For what do I sit on my hole.
I dream of a way to ail my wail.

I look to my right a person I do not rate.
This school is a mess.
But yet I cannot fess.

I was born

in Limerick but I live in Meelick,
Going abroad and never be sick,
Primary school in Clare,
Always in the sportswear,
Constantly on the PlayStation,
Living in this great nation.

 

The List

1 thing that annoys me the most is millennials’s ageism towards gen z and alpha. We would always hear from our parents “your generation is lazy”

1. If this was just directed at me then I wouldn’t mind but it’s at my whole age group.

2. Calling someone lazy is like calling them weak and/or worthless

They believe our generation sucks not because it does, but because they miss their childhoods.

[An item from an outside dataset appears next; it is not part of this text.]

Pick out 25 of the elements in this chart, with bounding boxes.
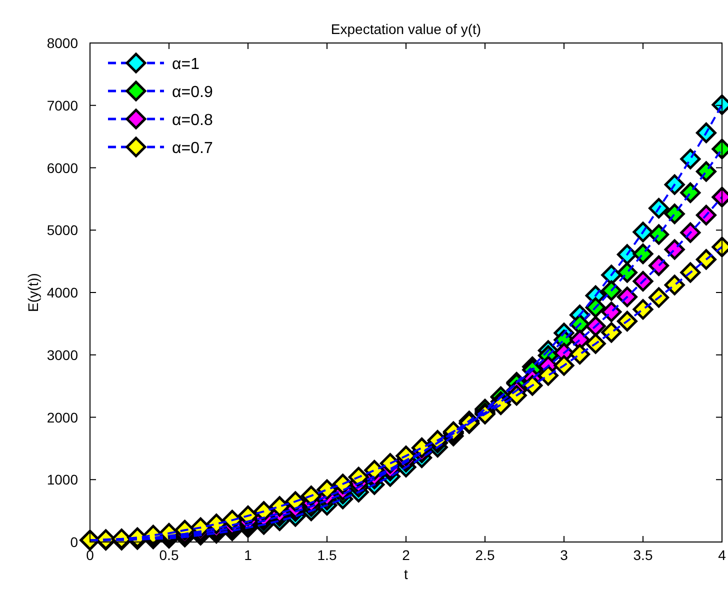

We must have faith that we can fix the world they left us.

I don’t like poems

because they take
too much brainpower
and creativity
but this workshop helped me understand them
in everyday life

I now dislike poems less

 

I can’t think of what to write

so I sit here brain fried.
I promise I tried, but I’m just not inspired.
With no motivation and no set theme,
I just daydream, and ask others about their own.
Because I know I’m prone to getting inspired by others.

 

Deep Pan

I really like
carrot cake,
and pineapple pizza,
my friend doesn’t,
I wonder what that means.

I don’t

know what to write,
overthinking is my life….

I hate school

Homework too
Chilling in moyross with my og crew.
Don’t take drugs,
Not what I do,
If you keep talking I won’t put up with you.